Berdasarkan data dari CIA, terdapat 228 dari 689 WNI yang memiliki identitas. "Sisanya 401 tidak teridentifikasi. Sementara dari ICRP ada 185 orang. Mungkin 185 orang itu sudah jadi bagian dari 689 dari CIA. Kita juga punya data-data sendiri," ujar Mahfud.

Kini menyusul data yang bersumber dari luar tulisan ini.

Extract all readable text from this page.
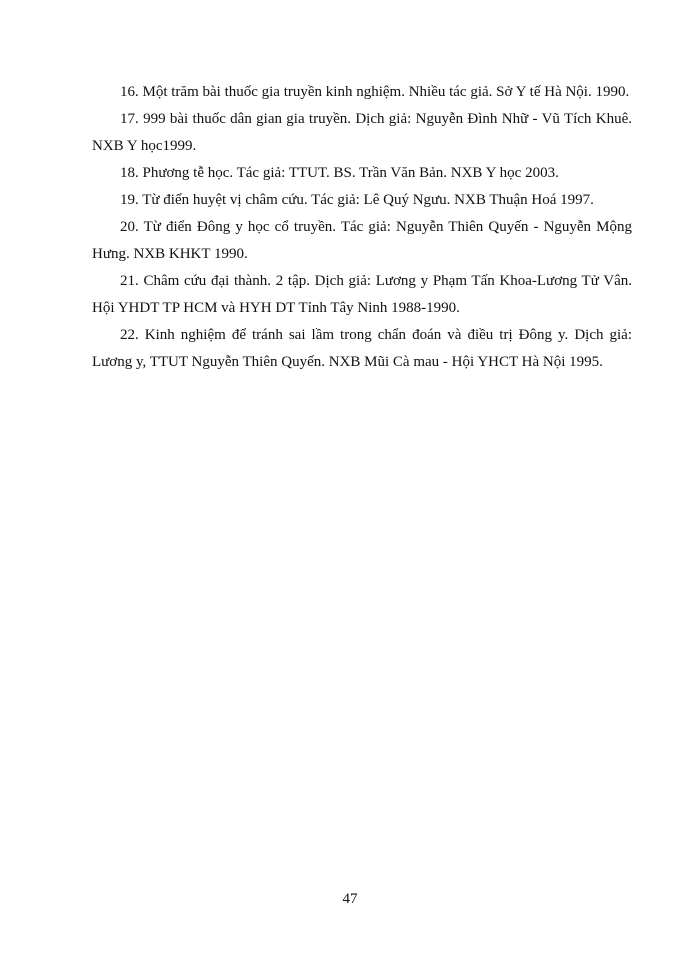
16. Một trăm bài thuốc gia truyền kinh nghiệm. Nhiều tác giả. Sở Y tế Hà Nội. 1990.
17. 999 bài thuốc dân gian gia truyền. Dịch giả: Nguyễn Đình Nhữ - Vũ Tích Khuê. NXB Y học1999.
18. Phương tễ học. Tác giả: TTUT. BS. Trần Văn Bản. NXB Y học 2003.
19. Từ điển huyệt vị châm cứu. Tác giả: Lê Quý Ngưu. NXB Thuận Hoá 1997.
20. Từ điển Đông y học cổ truyền. Tác giả: Nguyễn Thiên Quyến - Nguyễn Mộng Hưng. NXB KHKT 1990.
21. Châm cứu đại thành. 2 tập. Dịch giả: Lương y Phạm Tấn Khoa-Lương Tử Vân. Hội YHDT TP HCM và HYH DT Tỉnh Tây Ninh 1988-1990.
22. Kinh nghiệm để tránh sai lầm trong chẩn đoán và điều trị Đông y. Dịch giả: Lương y, TTUT Nguyễn Thiên Quyến. NXB Mũi Cà mau - Hội YHCT Hà Nội 1995.
47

Mahfud MD menyebutkan WNI yang pernah menjadi teroris atau mantan kombatan ISIS di Suriah tidak mengakui dirinya sebagai WNI. Ia mengatakan bahwa eks kombatan ISIS asal Indonesia itu selalu menghindar, bahkan tak mengakui dirinya lagi sebagai WNI. "Ya, mereka kan tidak mengakui sebagai WNI," katanya.

Menurut dia, WNI eks simpatisan ISIS itu tidak pernah berkomunikasi dengan pemerintah. Keberadaan mereka di luar negeri justru ditemukan pihak luar.

"Mereka kan tidak lapor. Hanya ditemukan oleh orang luar. Yang menemukan kan CIA, ICRC, (berkata) ini ada orang Indonesia. Kita juga tidak tahu apanya. Paspornya sudah dibakar, terus mau diapakan. Kalau kamu jadi pemerintah mau diapakan kira-kira? Tidak bisa kan. Ya, dibiarkan saja. Tidak bisa dipulangkan," kata mantan Ketua Mahkamah Konstitusi ini.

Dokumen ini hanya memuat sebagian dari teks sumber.